A solid cylinder,mass 100kg,is suspended in water between two tight cables so that the circular faces are horizontal and the upper face is 0.20m below the surface. The area of a circular cross-section of the cylinder is 0.50m² and it's height is 0.30m. The density of water is 1000kg/m³ .

To calculate the pressure at the top and base of the cylinder, we first need to find the depth of the cylinder in the water.

Given:
Height of cylinder (h) = 0.30m
Area of cross-section (A) = 0.50m²
Density of water (ρ) = 1000 kg/m³
Acceleration due to gravity (g) = 9.81 m/s²

The volume of the cylinder can be calculated using the formula:
Volume = Area x Height
Volume = 0.50m² x 0.30m
Volume = 0.15m³

Since the mass of the cylinder is given as 100kg, we can calculate the density of the cylinder using the formula:
Density = Mass / Volume
Density = 100kg / 0.15m³
Density = 666.67 kg/m³

Since the density of the cylinder is less than the density of water, it will float at a height where the buoyant force equals the weight of the cylinder. Therefore, the volume of water displaced by the cylinder is equal to its volume.

Now, let h1 be the height of the cylinder submerged in water.
The weight of the cylinder can be calculated using the formula:
Weight = Mass x Acceleration due to gravity
Weight = 100kg x 9.81 m/s²
Weight = 981 N

The buoyant force acting on the cylinder is equal to the weight of the water displaced, which can be calculated using the formula:
Buoyant Force = Density of water x Volume of water displaced x Acceleration due to gravity
Buoyant Force = 1000 kg/m³ x Volume of water displaced x 9.81 m/s²

Since the volume of water displaced is equal to the volume of the cylinder, we have:
Buoyant Force = 1000 kg/m³ x 0.15m³ x 9.81 m/s²
Buoyant Force = 1471.5 N

At equilibrium, the weight of the cylinder is balanced by the buoyant force:
Weight = Buoyant Force
981 N = 1471.5 N
h1 = 0.20m

Therefore, the height of the cylinder submerged in water is 0.20m.

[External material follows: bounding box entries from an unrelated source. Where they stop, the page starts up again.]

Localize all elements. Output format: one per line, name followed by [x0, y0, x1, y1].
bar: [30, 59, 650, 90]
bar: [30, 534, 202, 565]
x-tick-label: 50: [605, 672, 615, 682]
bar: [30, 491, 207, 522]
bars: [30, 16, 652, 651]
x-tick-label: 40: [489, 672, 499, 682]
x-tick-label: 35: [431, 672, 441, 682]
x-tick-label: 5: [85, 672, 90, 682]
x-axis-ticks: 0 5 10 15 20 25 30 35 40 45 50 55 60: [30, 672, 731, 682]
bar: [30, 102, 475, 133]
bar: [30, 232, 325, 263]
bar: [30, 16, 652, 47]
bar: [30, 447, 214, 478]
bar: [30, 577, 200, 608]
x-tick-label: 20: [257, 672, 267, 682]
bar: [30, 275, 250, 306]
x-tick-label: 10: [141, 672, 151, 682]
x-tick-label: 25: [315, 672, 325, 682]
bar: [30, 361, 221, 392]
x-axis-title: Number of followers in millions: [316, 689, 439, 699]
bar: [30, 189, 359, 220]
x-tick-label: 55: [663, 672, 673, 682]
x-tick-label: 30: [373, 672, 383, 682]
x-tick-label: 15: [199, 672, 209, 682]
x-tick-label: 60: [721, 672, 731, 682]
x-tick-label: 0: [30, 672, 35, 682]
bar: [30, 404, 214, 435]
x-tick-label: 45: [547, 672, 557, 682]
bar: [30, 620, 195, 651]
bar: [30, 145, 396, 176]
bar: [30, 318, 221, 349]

Now, we can calculate the pressure at the top and base of the cylinder.

Pressure at the top of the cylinder:
P_top = P_atm + ρgh_top
P_top = 1000 kg/m³ x 9.81 m/s² x 0.20m
P_top = 1962 Pa

Pressure at the base of the cylinder:
P_base = P_atm + ρgh_base
P_base = 1000 kg/m³ x 9.81 m/s² x 0.30m
P_base = 2943 Pa

Therefore, the pressure in excess of that due to the atmosphere at the top of the cylinder is 1962 Pa and at the base of the cylinder is 2943 Pa.